Alyssa is five and a half years old and only weighs between 31 to 32 pounds. When she gets sick and she’s unable to keep down he feedings, she can easily lose a pound d or more during the week span that she is sick. 

She can get dehydrated very easily, and if it wasn’t for her feeding tube, there would be many times that we have had to hospitalize her based off of a simple cold. 

We’ve been fortunate this flu season to not contract the flu in our household, but Alyssa has had her share of illnesses over this season. 

Being sick is no fun!

Friday, January 5, 2018

Navigating the world of a non-verbal child

Having a child that is non-verbal presents many challenges, and no length of time ever makes the lack of speech any easier. 

There are many days I wish my daughter could simply tell me what’s wrong and when she's hurting. I wish I knew how to fix whatever is bothering her at the time. I can see the frustration she goes through, and it breaks my heart. 

We are fortunate that she can say a few words (mama, buba, dada). When she gets really upset and whinny is when I hear mama the most. She will start calling for me, and I just get as close as I can to her and do what I can to comfort her, without even knowing exactly what is wrong. 

She has been getting so frustrated lately that when she cries she starts to gag herself. She will do this for long periods of time, while we are doing everything we can to try and figure out how to calm her down. 

For the most part, I think her crying outbursts are her way of telling us she doesn’t want to do whatever it is she is doing at the time. For instance, the other night when she about to be hooked up to her feeding pump to eat, she started crying uncontrollably. I took this as an indication she didn’t want to eat at that time. 

Instead of having her sit there and cry, I took her out of her high chair and started playing with her. I got her happy and distracted, and gave her time to calm down. An hour or so later I started her feeding, and she did fine. 

Alyssa is just like any other five-year-old child. They all have times when they get tired, cranky, sad, mad or angry. Alyssa has all of those same emotions, but deals with them in a more internalized way. As she gets older I am seeing more of the frustration coming through with her not being able to verbalize her wants and needs. 

Alyssa uses an AAC device (Augmentative/Alternative Communication) at school, therapy and home. It looks similar to an iPad, but way heavier and bulkier. Her teachers can program every aspect of the device, including the words and the background. Over time, Alyssa has made great advancements with the use of her device. She continues to impress her teachers and therapists. 

The AAC device is great for communicating with Alyssa during certain activities, but it is limited to being able to express very basic commands. It is my hope that in time she will learn to use it more effectively, but our current delimma still stands, even with the use of the device. 

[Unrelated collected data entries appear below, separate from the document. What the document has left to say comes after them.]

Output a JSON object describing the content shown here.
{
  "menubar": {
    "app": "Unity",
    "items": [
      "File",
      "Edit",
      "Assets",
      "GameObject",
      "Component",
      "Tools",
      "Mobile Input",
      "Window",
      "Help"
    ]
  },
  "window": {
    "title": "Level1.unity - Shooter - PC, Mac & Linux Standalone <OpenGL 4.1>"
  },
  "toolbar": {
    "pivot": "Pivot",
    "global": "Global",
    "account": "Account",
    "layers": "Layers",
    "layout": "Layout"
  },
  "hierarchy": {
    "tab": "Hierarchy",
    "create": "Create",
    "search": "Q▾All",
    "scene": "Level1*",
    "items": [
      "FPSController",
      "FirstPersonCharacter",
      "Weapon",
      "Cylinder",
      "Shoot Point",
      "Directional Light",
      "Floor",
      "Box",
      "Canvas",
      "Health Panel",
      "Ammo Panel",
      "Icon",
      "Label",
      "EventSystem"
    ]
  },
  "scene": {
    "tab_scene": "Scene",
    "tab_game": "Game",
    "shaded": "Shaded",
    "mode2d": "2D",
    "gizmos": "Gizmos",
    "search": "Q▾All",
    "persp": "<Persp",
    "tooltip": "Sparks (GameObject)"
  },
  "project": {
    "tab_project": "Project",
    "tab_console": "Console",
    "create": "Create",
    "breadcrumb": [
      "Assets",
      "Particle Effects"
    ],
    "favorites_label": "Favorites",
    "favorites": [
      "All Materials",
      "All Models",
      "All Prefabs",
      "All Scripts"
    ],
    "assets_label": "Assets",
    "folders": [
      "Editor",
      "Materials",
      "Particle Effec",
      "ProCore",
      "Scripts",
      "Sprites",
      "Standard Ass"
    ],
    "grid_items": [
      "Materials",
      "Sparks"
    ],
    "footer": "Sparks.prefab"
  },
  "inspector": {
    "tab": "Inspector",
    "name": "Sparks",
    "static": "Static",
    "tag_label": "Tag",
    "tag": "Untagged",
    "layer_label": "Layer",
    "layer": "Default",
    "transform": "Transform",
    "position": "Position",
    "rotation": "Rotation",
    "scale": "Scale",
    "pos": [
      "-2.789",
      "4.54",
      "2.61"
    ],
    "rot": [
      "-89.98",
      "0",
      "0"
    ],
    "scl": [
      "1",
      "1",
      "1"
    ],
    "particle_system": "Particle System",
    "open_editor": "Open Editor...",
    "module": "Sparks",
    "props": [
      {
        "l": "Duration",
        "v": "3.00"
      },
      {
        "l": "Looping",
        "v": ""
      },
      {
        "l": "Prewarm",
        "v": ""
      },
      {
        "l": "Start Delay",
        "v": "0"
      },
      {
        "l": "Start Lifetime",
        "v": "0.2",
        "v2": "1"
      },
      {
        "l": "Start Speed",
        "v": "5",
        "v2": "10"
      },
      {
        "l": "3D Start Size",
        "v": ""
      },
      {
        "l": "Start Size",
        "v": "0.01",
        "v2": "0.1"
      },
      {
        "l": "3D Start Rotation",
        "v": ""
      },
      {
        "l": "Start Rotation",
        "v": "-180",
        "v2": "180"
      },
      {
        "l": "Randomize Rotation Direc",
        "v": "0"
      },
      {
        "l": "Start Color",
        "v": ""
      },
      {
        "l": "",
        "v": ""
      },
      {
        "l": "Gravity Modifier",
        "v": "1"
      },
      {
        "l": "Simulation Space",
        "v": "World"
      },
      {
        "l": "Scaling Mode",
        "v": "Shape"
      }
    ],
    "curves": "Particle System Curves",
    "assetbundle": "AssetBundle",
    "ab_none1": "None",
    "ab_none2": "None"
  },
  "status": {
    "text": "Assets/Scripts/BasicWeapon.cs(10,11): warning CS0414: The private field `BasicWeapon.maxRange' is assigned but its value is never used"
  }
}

Having breakthrough moments when I feel that Alyssa and I can connect and communicate, whether through words or not, is the most exiting moments I have as a special needs mom. I’m still learning how to navigate her world. It is an intricate and exciting world that we are all so happy to be apart of.  

Mommy and Alyssa

Monday, January 1, 2018

Hello World!

Today is the first day of the new year, and with that comes new beginnings and endless possibilities. For me, that means dedicating this year to my personal growth and opportunities that allow me to pursue my dreams. One of those dreams being the creation of this blog. 

For as long as I can remember I have always wanted to be a writer. As a child, I spent my free time writing stories and illustrating them, while dreaming of one day becoming an author. My most treasured possession as a child was my typewriter.

In elementary school, I started a newsletter, and began writing the first of many short stories. In high school, I started the school's first newspaper. I had drive and ambition at such a young age that I was able to carry over into my adulthood. I turned my interests into opportunities to continue living my dreams.